Tony Marino’s sound is elegantly tuneful, strictly rhythmical and efficiently essential, in its arrangement. All of which makes for an easy-going, but captivating listening experience. He is a solid, well-considered player whose performances can always be counted on to be elegant and durable.
Tony Marino’s latest album, “Que Pasa” reveals a relaxed and swinging pianist, playing as effortlessly as if it were the easiest thing in the world. It is yet another jazz recording from Marino, for people who have trouble getting into jazz music.
And by that, I don’t mean that it’s watered down easy listening for pop lovers. What I mean is that it’s the perfect gateway to the challenging world of improvisation and song structures found in jazz. The appeal of Tony Marino’s work here, comes from his amazing tone production and the almost casual disdain with which he treats the sometimes complex meters.

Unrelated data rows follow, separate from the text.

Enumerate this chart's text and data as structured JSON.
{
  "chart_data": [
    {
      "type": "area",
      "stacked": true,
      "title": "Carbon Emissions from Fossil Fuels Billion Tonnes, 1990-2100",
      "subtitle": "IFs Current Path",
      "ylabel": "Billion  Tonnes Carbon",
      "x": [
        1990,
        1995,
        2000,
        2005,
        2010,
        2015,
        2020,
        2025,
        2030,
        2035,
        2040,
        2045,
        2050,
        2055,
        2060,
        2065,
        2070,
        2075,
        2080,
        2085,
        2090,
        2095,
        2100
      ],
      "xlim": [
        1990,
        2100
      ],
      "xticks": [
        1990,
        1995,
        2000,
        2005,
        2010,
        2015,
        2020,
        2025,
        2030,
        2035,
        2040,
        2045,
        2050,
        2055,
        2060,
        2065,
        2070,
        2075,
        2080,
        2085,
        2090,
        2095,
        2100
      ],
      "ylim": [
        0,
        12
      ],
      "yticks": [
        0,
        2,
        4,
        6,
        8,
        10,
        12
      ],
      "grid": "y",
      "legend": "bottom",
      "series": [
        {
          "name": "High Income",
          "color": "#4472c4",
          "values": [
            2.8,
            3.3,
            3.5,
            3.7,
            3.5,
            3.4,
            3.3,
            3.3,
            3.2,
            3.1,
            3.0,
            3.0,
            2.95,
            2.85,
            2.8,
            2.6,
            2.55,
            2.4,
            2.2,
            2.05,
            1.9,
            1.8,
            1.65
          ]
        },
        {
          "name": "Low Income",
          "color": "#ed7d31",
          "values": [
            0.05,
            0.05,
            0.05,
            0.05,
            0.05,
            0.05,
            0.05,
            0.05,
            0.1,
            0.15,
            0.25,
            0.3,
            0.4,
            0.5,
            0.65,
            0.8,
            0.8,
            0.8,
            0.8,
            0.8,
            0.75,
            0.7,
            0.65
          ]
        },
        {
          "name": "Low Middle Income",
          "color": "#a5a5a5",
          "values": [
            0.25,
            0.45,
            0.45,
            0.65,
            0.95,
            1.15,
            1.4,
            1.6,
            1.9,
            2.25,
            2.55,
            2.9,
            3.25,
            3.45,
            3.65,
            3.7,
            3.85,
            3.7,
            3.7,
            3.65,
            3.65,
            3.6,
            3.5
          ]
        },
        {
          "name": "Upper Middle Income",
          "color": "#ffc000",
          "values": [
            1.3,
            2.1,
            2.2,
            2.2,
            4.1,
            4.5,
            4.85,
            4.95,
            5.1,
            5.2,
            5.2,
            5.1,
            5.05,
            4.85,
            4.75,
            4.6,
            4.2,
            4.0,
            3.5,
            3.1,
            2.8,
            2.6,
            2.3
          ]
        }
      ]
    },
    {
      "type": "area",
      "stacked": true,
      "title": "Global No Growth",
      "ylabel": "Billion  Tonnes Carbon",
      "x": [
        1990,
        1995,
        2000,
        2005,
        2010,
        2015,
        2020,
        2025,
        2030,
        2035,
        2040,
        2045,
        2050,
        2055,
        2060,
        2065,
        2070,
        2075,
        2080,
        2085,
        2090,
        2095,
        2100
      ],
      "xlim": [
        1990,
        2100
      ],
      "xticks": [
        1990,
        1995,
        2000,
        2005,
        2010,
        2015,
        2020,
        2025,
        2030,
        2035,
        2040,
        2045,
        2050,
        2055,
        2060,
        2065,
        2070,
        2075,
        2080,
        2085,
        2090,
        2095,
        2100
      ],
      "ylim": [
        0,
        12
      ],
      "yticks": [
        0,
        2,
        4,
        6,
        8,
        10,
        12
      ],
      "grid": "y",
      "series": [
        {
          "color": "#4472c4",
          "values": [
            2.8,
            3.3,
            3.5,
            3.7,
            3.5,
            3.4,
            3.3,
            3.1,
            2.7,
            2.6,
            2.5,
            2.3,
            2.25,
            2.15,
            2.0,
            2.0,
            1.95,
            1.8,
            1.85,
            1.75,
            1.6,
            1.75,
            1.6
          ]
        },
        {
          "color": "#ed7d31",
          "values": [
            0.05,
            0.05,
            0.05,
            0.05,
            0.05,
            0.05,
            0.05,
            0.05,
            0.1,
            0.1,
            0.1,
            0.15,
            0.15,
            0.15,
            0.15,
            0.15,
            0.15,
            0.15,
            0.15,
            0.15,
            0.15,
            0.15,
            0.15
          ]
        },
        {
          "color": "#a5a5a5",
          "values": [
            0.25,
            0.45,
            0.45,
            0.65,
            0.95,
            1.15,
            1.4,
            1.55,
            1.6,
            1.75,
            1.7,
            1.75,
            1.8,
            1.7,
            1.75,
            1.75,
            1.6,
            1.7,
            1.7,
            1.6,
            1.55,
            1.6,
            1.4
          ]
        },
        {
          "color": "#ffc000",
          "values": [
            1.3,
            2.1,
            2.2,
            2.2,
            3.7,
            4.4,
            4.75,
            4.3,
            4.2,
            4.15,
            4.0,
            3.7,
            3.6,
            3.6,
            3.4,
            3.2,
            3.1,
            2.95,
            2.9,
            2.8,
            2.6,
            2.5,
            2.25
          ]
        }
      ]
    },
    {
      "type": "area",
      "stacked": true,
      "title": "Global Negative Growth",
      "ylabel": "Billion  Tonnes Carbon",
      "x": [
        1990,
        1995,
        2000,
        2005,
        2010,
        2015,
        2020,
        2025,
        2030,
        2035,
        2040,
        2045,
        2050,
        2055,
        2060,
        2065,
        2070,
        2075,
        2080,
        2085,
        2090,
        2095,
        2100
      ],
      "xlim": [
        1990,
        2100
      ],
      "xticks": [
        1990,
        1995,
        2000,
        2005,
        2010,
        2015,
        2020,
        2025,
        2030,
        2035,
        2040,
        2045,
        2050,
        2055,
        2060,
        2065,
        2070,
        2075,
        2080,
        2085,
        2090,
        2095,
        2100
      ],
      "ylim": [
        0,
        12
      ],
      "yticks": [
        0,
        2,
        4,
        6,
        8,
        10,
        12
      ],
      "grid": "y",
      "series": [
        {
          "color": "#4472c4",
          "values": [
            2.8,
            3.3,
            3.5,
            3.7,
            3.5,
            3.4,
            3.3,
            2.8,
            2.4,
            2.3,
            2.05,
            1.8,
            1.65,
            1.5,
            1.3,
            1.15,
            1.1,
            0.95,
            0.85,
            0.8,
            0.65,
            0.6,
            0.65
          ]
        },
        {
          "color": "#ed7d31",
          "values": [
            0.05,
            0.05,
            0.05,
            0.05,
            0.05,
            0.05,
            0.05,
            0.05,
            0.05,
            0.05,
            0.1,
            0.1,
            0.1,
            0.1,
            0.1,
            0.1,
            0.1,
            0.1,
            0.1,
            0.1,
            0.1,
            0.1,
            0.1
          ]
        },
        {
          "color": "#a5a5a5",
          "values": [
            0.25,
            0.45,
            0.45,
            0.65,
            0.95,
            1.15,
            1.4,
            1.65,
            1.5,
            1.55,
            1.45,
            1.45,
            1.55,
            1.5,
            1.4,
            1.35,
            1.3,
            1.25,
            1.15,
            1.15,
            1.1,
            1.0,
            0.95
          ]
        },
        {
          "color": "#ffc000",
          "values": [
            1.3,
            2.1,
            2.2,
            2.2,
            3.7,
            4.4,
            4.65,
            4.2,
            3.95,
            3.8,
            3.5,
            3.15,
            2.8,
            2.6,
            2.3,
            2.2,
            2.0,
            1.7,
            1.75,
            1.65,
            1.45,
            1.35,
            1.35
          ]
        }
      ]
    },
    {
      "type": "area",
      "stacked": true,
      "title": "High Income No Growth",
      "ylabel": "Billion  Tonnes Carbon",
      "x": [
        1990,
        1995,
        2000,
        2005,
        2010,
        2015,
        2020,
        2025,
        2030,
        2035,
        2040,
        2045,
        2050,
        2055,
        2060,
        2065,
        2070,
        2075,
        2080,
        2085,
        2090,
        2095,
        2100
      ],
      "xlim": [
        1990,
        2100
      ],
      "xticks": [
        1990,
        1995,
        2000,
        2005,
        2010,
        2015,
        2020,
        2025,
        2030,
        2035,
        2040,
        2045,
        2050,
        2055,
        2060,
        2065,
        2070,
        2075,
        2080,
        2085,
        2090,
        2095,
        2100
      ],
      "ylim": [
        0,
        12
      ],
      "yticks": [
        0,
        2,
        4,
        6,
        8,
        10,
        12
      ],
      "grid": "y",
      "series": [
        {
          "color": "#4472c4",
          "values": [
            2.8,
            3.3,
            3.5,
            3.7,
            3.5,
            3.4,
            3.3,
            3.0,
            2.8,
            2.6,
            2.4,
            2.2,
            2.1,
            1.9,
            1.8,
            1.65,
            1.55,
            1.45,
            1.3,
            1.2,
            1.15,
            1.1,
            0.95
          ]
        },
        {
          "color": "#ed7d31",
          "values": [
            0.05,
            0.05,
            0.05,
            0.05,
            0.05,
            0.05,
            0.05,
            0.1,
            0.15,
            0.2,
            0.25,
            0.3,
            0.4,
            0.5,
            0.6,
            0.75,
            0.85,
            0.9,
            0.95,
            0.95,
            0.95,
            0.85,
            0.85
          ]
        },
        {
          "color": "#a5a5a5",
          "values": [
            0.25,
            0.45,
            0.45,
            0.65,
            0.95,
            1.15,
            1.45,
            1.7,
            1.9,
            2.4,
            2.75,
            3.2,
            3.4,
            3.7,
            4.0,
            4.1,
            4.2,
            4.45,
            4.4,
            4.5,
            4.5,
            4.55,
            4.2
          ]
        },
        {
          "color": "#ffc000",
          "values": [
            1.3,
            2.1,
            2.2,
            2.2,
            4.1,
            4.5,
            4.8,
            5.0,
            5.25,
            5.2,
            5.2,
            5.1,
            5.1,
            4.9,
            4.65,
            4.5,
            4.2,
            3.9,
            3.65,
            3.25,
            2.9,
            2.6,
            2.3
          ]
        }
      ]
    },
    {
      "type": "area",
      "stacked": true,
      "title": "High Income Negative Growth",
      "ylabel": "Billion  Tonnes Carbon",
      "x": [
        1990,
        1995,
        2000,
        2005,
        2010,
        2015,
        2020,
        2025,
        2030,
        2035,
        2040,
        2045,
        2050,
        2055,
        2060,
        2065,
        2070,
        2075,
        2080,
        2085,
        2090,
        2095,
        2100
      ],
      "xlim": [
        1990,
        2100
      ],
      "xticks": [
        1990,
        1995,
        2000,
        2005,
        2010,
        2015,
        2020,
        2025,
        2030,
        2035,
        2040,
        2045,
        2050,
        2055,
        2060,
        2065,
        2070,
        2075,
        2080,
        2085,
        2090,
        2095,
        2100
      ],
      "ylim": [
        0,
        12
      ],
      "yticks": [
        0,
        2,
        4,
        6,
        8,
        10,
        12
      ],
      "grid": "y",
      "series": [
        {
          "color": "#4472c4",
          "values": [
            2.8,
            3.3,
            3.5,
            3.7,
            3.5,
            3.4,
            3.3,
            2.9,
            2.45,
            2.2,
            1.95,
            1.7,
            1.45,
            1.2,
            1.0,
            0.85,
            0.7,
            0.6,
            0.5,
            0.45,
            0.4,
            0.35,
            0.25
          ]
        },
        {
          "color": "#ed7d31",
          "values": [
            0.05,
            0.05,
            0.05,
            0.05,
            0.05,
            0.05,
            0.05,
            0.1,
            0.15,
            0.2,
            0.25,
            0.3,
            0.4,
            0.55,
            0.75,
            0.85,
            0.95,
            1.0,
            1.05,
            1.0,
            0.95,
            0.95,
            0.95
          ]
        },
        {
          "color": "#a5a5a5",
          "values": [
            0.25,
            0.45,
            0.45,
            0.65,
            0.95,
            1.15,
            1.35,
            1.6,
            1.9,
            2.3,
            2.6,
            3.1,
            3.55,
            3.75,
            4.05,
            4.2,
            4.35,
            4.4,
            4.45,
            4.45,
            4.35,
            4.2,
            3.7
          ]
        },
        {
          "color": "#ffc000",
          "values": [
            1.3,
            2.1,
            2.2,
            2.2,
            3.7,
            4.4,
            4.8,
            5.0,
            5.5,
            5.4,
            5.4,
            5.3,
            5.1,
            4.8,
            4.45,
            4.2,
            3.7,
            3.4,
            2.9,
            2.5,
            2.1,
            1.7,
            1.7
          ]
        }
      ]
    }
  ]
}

There are moments where he almost seems too slick o be true. According to Tony, each of the songs that make up “Que Pasa” has a particular significance in his life. Starting with “State Street Stroll”, which was inspired from Tony’s time living in Santa Barbara, and all the fond memories of strolling down State Street, as well as playing at Soho during the monthly jam sessions hosted by Jeff Elliott.
The runaway rhythm of “Schuylkill Expressway” recounts Marino’s experiences driving from South Philadelphia to Norristown PA using the Expressway. In one week’s worth of travelling, a truck transporting chicken overturned, a man was shot, and a truck transporting gasoline exploded, explained Marino.
“Cliff Drive” shifts along on a smooth momentum and a sweetly resonant melody. This is where Tony visited and met with friends at the Rose Café. The song “Never Ends” was inspired by “Riders On The Storm” one of Marino’s favorite Doors recordings, so expect slightly more dynamic bombast.
The mellifluous “Waltz Upon A Time” was inspired by holiday celebrations Tony spent together with his family. On composing the track, it was Tony’s wife who came up with the title. The carefree and relaxed arrangement of “Camino Real” refers to yet another Santa Barbara memory.
The rhythmical swing of “Gato” goes back to the days when Tony Marino studied piano under Bill DelGovenatore and was loaned the album “Chapter One: Latin America” by Gato Barbieri – an artist whose performances Tony attended many times.
Years later Tony actually studied with the pianist who was part of Gato Barbieri’s band. When Jimmy Heath passed away in January 2020, Tony tried to inform Claudio Roditi of Jimmy’s passing, only to discover that Claudio himself had passed away. The song “Que Pasa” was inspired by a phrase that Claudio always used when greeting Tony over the phone, ‘Monsieur Marino, Que Pasa’.
Beauty, simplicity and sincerity transpires throughout “Bill and Donna”, a song dedicated to Bill DelGovernatore and his wife Donna. Tony Marino’s secret is that his music is beautiful – unerringly, dreamily beautiful. Marino’s music means solid and fluid at the same time. It’s steady but always swinging and tuneful.
The final track, “Solstice”, lifts the tempo and tone of the album, as Marino delivers a song dedicated to his favorite band Hermeto Pascoal e Grupo. Most of all, for the listener, there is the sheer pleasure of hearing and experiencing the wide, rich range of emotions that come from Tony Marino’s personal experiences.
The album “Que Pasa” is dedicated to to Claudio Roditi. Very simply, this is one of Tony Marino’s most accessible and enchanting records to date!